利益の半分が人件費に回る構造
なぜ、書店経営は困難になったのか? ここでは2つを挙げる。
その①は「利益率が低い」。
JPO調査の約1万店舗の主力商品、つまり「取次会社から仕入れる新刊書籍や雑誌」の場合、書店の粗利益率は21~23%が多い。単純に比較できないが、食品、洋服、薬など多くの日用品より低いことはたしかだ。
書店の売上高対人件費率は平均10%余り。これも他業種と比べれば低率であり、ギリギリの人員でも粗利の半分が人件費に回ってしまう。店舗が賃貸であれば、さらに利益を残しにくくなる。
ただ、従来の書店経営は、仕入れた本を返品できることも特徴だった。取次への支払いは仕入と返品の差額なので、支払額を調整しながらやり繰りしていくという、ローリスク・ローリターン型の経営構造になっていた。

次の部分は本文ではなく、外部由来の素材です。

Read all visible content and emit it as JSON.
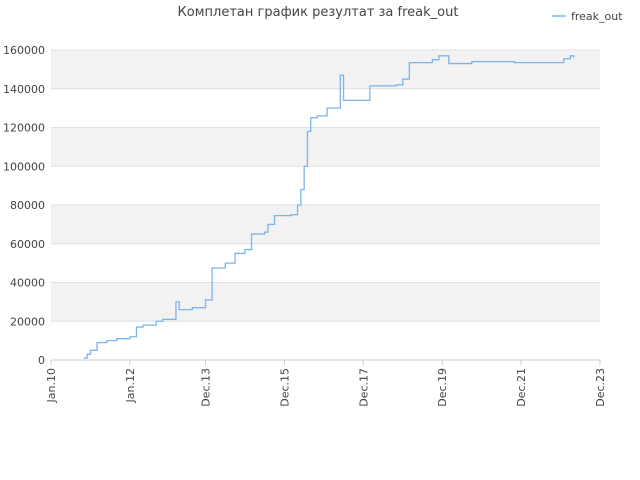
{
  "chart_data": {
    "type": "line",
    "title": "Комплетан график резултат за freak_out",
    "x": [
      "2010-11",
      "2010-12",
      "2011-01",
      "2011-03",
      "2011-06",
      "2011-09",
      "2012-01",
      "2012-03",
      "2012-05",
      "2012-09",
      "2012-11",
      "2013-03",
      "2013-04",
      "2013-08",
      "2013-12",
      "2014-02",
      "2014-06",
      "2014-09",
      "2014-12",
      "2015-02",
      "2015-06",
      "2015-07",
      "2015-09",
      "2016-02",
      "2016-04",
      "2016-05",
      "2016-06",
      "2016-07",
      "2016-08",
      "2016-10",
      "2017-01",
      "2017-05",
      "2017-06",
      "2017-08",
      "2018-02",
      "2018-10",
      "2018-12",
      "2019-02",
      "2019-09",
      "2019-11",
      "2020-02",
      "2020-09",
      "2021-10",
      "2023-01",
      "2023-03",
      "2023-04"
    ],
    "series": [
      {
        "name": "freak_out",
        "color": "#7cb5ec",
        "values": [
          1000,
          3000,
          5000,
          9000,
          10000,
          11000,
          12000,
          17000,
          18000,
          20000,
          21000,
          30000,
          26000,
          27000,
          31000,
          47500,
          50000,
          55000,
          57000,
          65000,
          66000,
          70000,
          74500,
          75000,
          80000,
          88000,
          100000,
          118000,
          125000,
          126000,
          130000,
          147000,
          134000,
          134000,
          141500,
          142000,
          145000,
          153500,
          155000,
          157000,
          153000,
          154000,
          153500,
          155500,
          157000,
          156000
        ]
      }
    ],
    "xlim": [
      "2010-01",
      "2023-12"
    ],
    "xticks": [
      {
        "value": "2010-01",
        "label": "Jan.10"
      },
      {
        "value": "2012-01",
        "label": "Jan.12"
      },
      {
        "value": "2013-12",
        "label": "Dec.13"
      },
      {
        "value": "2015-12",
        "label": "Dec.15"
      },
      {
        "value": "2017-12",
        "label": "Dec.17"
      },
      {
        "value": "2019-12",
        "label": "Dec.19"
      },
      {
        "value": "2021-12",
        "label": "Dec.21"
      },
      {
        "value": "2023-12",
        "label": "Dec.23"
      }
    ],
    "ylim": [
      0,
      160000
    ],
    "yticks": [
      0,
      20000,
      40000,
      60000,
      80000,
      100000,
      120000,
      140000,
      160000
    ],
    "grid": true,
    "legend": "top-right"
  }
}
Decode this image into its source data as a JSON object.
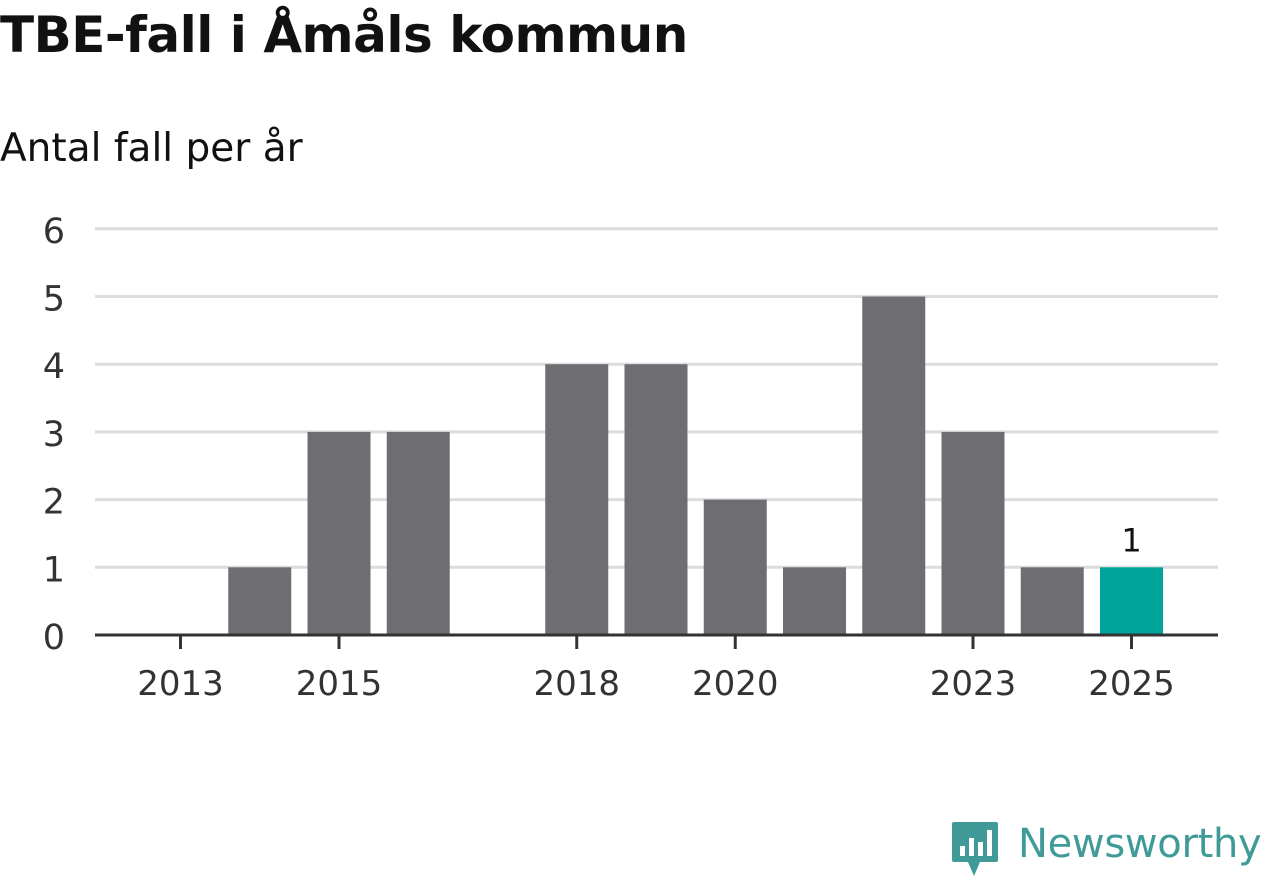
{
  "title": "TBE-fall i Åmåls kommun",
  "subtitle": "Antal fall per år",
  "brand": {
    "name": "Newsworthy",
    "color": "#3f9a98",
    "icon": "bar-chart-speech-bubble-icon"
  },
  "colors": {
    "bar": "#6e6d72",
    "highlight": "#00a49a",
    "grid": "#dcdcdc",
    "axis": "#333333"
  },
  "chart_data": {
    "type": "bar",
    "title": "",
    "xlabel": "",
    "ylabel": "",
    "categories": [
      "2013",
      "2014",
      "2015",
      "2016",
      "2017",
      "2018",
      "2019",
      "2020",
      "2021",
      "2022",
      "2023",
      "2024",
      "2025"
    ],
    "values": [
      0,
      1,
      3,
      3,
      0,
      4,
      4,
      2,
      1,
      5,
      3,
      1,
      1
    ],
    "x_tick_labels": [
      "2013",
      "2015",
      "2018",
      "2020",
      "2023",
      "2025"
    ],
    "y_ticks": [
      0,
      1,
      2,
      3,
      4,
      5,
      6
    ],
    "ylim": [
      0,
      6
    ],
    "highlight": {
      "category": "2025",
      "label": "1"
    },
    "grid": true,
    "legend": "none"
  }
}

ただ、これで継続するには、売り上げが上昇または安定していることが前提になる。
書籍はもともと、その時のベストセラーや人気作家の新作を除くと、それほど多くは売れないものだった。事前の売行き予測も難しい。だが、雑誌や漫画は、読者を獲得したタイトルが発行を続け、最新号、最新巻が出るたびに売れてゆく。
毎週、毎月、書店へ行く理由があれば、他にも面白そうな本はないかと店内を一巡りする。ときには忘れられない1冊に出合うこともある。書店に通うことが生活の一部になっている人が多ければ、本屋のほうも客が興味をもちそうな本を仕入れ、棚に散りばめておく作業がやりやすくなる。
追い打ちをかけた「あるアプリ」
棚を介した、本屋と客のコミュニケーションは、いまも行われてはいるのだが、その経験がないか、忘れている人も増えてきた。大きな理由の②「インターネットが情報インフラの主流になった」からだ。
本に関わる仕事の人、活字中毒者、本屋好きはともかく、昔から多くの人は時間つぶしと情報入手の方法として手軽だから雑誌を読んでいたわけで、それがスマートフォンに移ったのは自然の成り行きである。
ただ、書店と雑誌の関係については、ずっと気になっていることがある。「dマガジン」などの電子雑誌サイトの存在だ。
利用している人には説明不要だが、「dマガジン」などの電子雑誌は、紙版のレイアウトデザインをそのまま転用している。もともと紙版での見やすさ、読みやすさを追求したデザインなのだから、スマホでは読みにくいし、美しくない。
でも、内容を一部削除した雑誌が多いとはいえ、月額数百円で、1000誌以上も見られて、もちろん記事検索などもできる。誌面は同じだから、書店での立読みが家でもどこでもできるようになった感覚。しかもグレードアップしている。
単純に出版社を非難する気にはなれない。世相を反映し、時代と寝る軽さは雑誌の持ち味のひとつであり、電子化も、どう売るかも自由だ。ただ、紙版のレイアウトのまま出したことは、理由②によって雑誌が売りにくくなった書店に追い打ちをかけたと思う。